Weitaus komplexer sind die rheumatischen Erkrankungen: Für sie ist nicht nur ein gestörtes Vata-Dosha verantwortlich, sondern auch unverdaute Stoffwechselschlacken, die im Ayurveda als Ama bezeichnet werden. Ama sind toxischen Substanzen, die immer dann entstehen, wenn der Körper nicht in der Lage ist, Nahrung vollständig aufzuschlüsseln und zu verdauen. Die unverdauten Rückstände werden in den Zirkulationskanälen (Srotas) eingelagert und führen zu Schmerzen und Steifigkeit im Körper. In diesem Sinne sind alle rheumatischen Erkrankungen – inklusive der rheumatoiden Arthritis – ernährungsbedingte Beschwerden, deren Behandlungsstrategie primär mit einer gezielten Diät beginnen sollte. Erst im darauffolgenden Therapieverlauf machen manual- und bewegungstherapeutische Maßnahmen wirklich Sinn.

 

Gesunde Ernährung bei Arthrose und Osteoporose

Allen Therapien zur Behandlung des Bewegungsapparats liegt eine Vata-reduzierende Kost mit regelmäßigen, warmen, frisch gekochten und mild gewürzten Mahlzeiten zugrunde. Fermentierte, herbe, trockene und kalte Speisen sollten hingegen gemieden werden. Dies allein bedeutet für den betroffenen Patienten oftmals eine große Umstellung des täglichen Speiseplans, da sie angehalten werden, täglich drei warme, frisch gekochte Mahlzeiten, und das immer zur selben Zeit, einzunehmen und jegliche Form von Joghurt, Käse, trockenem Brot, Blattgemüsen und Alkohol zu meiden.
Von einer strikt veganen oder vegetarischen Ernährung wird im Ayurveda bei Bewegungsapparats-Problematiken abgeraten. Traditionelle Ayurveda-Ärzte empfehlen gerne Milch und Hühnerbrühe aufgrund ihrer aufbauenden und regenerativen Eigenschaften. Speziell Artrose- und Osteoporose-Patienten sollten diese nährenden Substanzen diätetisch in Kombination mit Getreide und basischen Wurzelgemüsen einsetzen.

 

Ayurveda-Empfehlungen für den Bewegungsapparat

  • Fermentierte, frittierte, erhitzende, trockene und kalte Speisen erhöhen das Krankheitsrisiko und sollten gemieden werden
  • Regelmäßige, warme, frisch gekochte und mild gewürzten Speisen bevorzugen
  • Hirse (Ragi) hat eine knochenaufbauende Qualität.

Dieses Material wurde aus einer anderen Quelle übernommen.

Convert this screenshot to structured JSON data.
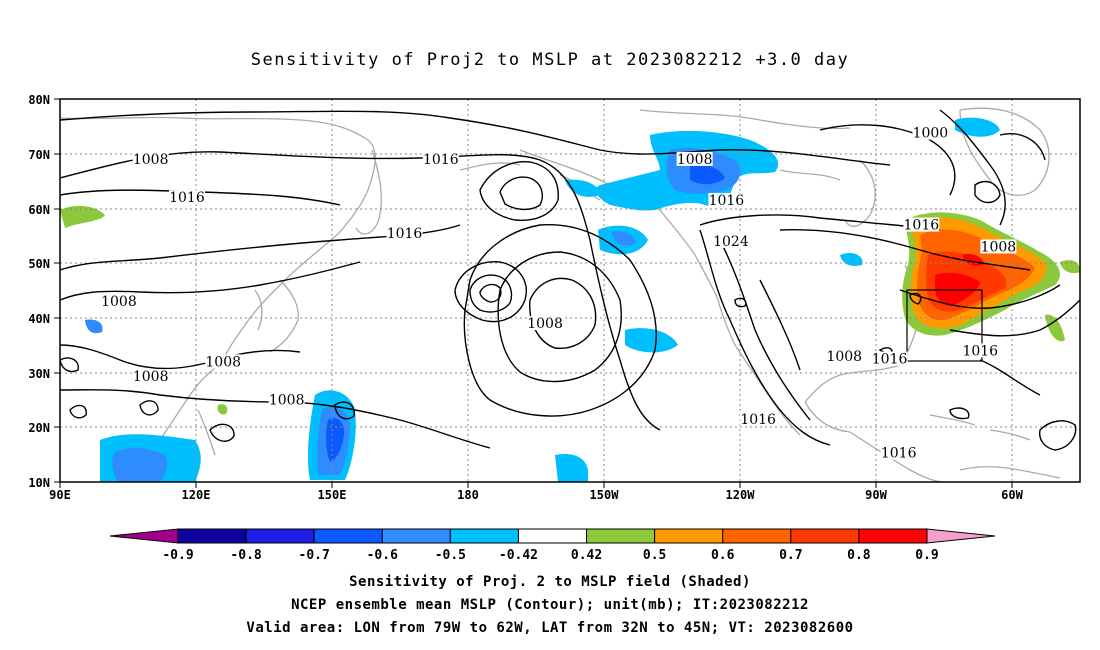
{
  "title": "Sensitivity of Proj2 to MSLP at 2023082212 +3.0 day",
  "lat_ticks": [
    "80N",
    "70N",
    "60N",
    "50N",
    "40N",
    "30N",
    "20N",
    "10N"
  ],
  "lon_ticks": [
    "90E",
    "120E",
    "150E",
    "180",
    "150W",
    "120W",
    "90W",
    "60W"
  ],
  "contour_labels": [
    {
      "text": "1008",
      "lon": 110,
      "lat": 68.5
    },
    {
      "text": "1016",
      "lon": 174,
      "lat": 68.5
    },
    {
      "text": "1008",
      "lon": 230,
      "lat": 68.5
    },
    {
      "text": "1000",
      "lon": 282,
      "lat": 73.3
    },
    {
      "text": "1016",
      "lon": 118,
      "lat": 61.5
    },
    {
      "text": "1016",
      "lon": 237,
      "lat": 61.0
    },
    {
      "text": "1016",
      "lon": 166,
      "lat": 55.0
    },
    {
      "text": "1024",
      "lon": 238,
      "lat": 53.5
    },
    {
      "text": "1016",
      "lon": 280,
      "lat": 56.5
    },
    {
      "text": "1008",
      "lon": 297,
      "lat": 52.5
    },
    {
      "text": "1008",
      "lon": 103,
      "lat": 42.5
    },
    {
      "text": "1008",
      "lon": 197,
      "lat": 38.5
    },
    {
      "text": "1008",
      "lon": 126,
      "lat": 31.5
    },
    {
      "text": "1008",
      "lon": 110,
      "lat": 28.8
    },
    {
      "text": "1008",
      "lon": 263,
      "lat": 32.5
    },
    {
      "text": "1016",
      "lon": 273,
      "lat": 32.0
    },
    {
      "text": "1016",
      "lon": 293,
      "lat": 33.5
    },
    {
      "text": "1008",
      "lon": 140,
      "lat": 24.5
    },
    {
      "text": "1016",
      "lon": 244,
      "lat": 21.0
    },
    {
      "text": "1016",
      "lon": 275,
      "lat": 14.8
    }
  ],
  "colorbar": {
    "labels": [
      "-0.9",
      "-0.8",
      "-0.7",
      "-0.6",
      "-0.5",
      "-0.42",
      "0.42",
      "0.5",
      "0.6",
      "0.7",
      "0.8",
      "0.9"
    ],
    "colors": [
      "#a0008c",
      "#0f00a0",
      "#1e1ee6",
      "#0a5aff",
      "#2e8cff",
      "#00bfff",
      "#ffffff",
      "#8cc83c",
      "#ff9a00",
      "#ff6400",
      "#ff3a00",
      "#ff0000",
      "#f5a0c8"
    ]
  },
  "captions": [
    "Sensitivity of Proj. 2 to MSLP field (Shaded)",
    "NCEP ensemble mean MSLP (Contour); unit(mb); IT:2023082212",
    "Valid area: LON from 79W to 62W, LAT from 32N to 45N; VT: 2023082600"
  ],
  "valid_area": {
    "lon_min": -79,
    "lon_max": -62,
    "lat_min": 32,
    "lat_max": 45
  }
}
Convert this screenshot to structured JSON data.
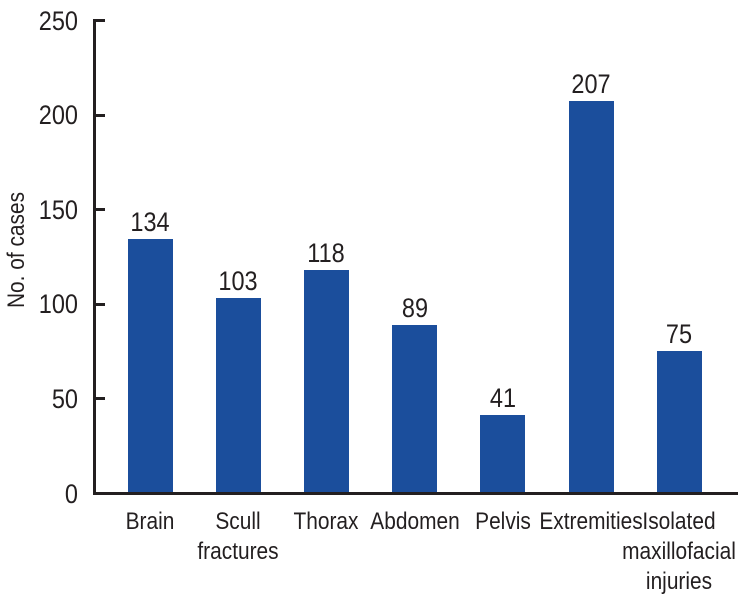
{
  "figure": {
    "background_color": "#FFFFFF"
  },
  "chart_data": {
    "type": "bar",
    "title": "",
    "xlabel": "",
    "ylabel": "No. of cases",
    "categories": [
      "Brain",
      "Scull fractures",
      "Thorax",
      "Abdomen",
      "Pelvis",
      "Extremities",
      "Isolated maxillofacial injuries"
    ],
    "category_lines": [
      [
        "Brain"
      ],
      [
        "Scull",
        "fractures"
      ],
      [
        "Thorax"
      ],
      [
        "Abdomen"
      ],
      [
        "Pelvis"
      ],
      [
        "Extremities"
      ],
      [
        "Isolated",
        "maxillofacial",
        "injuries"
      ]
    ],
    "values": [
      134,
      103,
      118,
      89,
      41,
      207,
      75
    ],
    "ylim": [
      0,
      250
    ],
    "yticks": [
      0,
      50,
      100,
      150,
      200,
      250
    ],
    "grid": false,
    "legend": "none",
    "value_labels_shown": true,
    "bar_color": "#1B4E9C",
    "axis_color": "#231F20",
    "text_color": "#231F20"
  }
}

Die trockene Qualität der Hirse kann durch die Zubereitung mit ausreichend Wasser, Ghee und Vata-reduzierenden Gewürzen ausgeglichen werden
  • Mandelmilch enthält auch eine große Menge Kalzium. Zusammen mit einer Prise Ingwer, Kardamom und Safran sind sie eine gute Nahrungsergänzung bei degenerativen Erkrankungen des Bewegungsapparats
  • Datteln, Aprikosen und Kokosnuss wirken besonders aufbauend und regenerativ auf Knochen und Gelenke

 

Rheuma ayurvedisch verstehen und behandeln

Rheuma wird im Ayurveda als Ama Vata bezeichnet und als chronische Erkrankung der Gelenke im Körper bzw. chronische Polyarthritis beschrieben. Durch ein schwaches Verdauungsfeuer (Manda Agni) und falsche Ernährung ist der Stoffwechsel nicht in der Lage, die Nahrung vollständig zu verwerten, und es entsteht Ama (unverdaute Stoffwechselrückstände), das sich in den Gelenken einlagert. Die Symptome von Ama Vata manifestieren sich in Form von intensiven Schmerzen (wie bei einem Skorpionbiss), Verdauungsstörungen, Appetitlosigkeit, Herzbeschwerden sowie Verformungen, Schwellungen oder Kontrakturen der Finger, Hände und Füße.
Als weitere ama-vata-förderliche Krankheitsfaktoren nennt die klassische Ayurveda- Literatur ungesunde Lebensgewohnheiten, allen voran übermäßige und zu häufige Nahrungsaufnahme (Völlerei), Tagesschlaf sowie exzessive sexuelle oder sportliche Aktivitäten direkt nach dem Essen.

 

Ayurveda-Hausapotheke bei rheumatischen Beschwerden

Getrockneter Ingwer (Shunti) und gekochter Knoblauch sind die wichtigsten Gewürze, um Vata-Ama-Beschwerden diätetisch zu begleiten. Sie sollten in jeder Hauptmahlzeit enthalten sein.
Die Behandlung der rheumatischen Beschwerden ist ausgesprochen komplex. Aufgrund der Ama-Bildung sind Ölmassagen sowie die Einnahme von öliger, klebriger, schwerer, saurer und sehr feuchter Nahrung stark kontraindiziert. Besonders Joghurt, Käse und andere fermentierte Milchprodukte sind aufgrund ihrer blockierenden Eigenschaft (abhishyandi) untersagt und sollten im Speiseplan gemieden werden. Ebenso abzuraten ist auch von fettigen und frittierten Speisen sowie sauren Früchten wie Zitrusfrüchte, Beeren, Ananas und Tomaten.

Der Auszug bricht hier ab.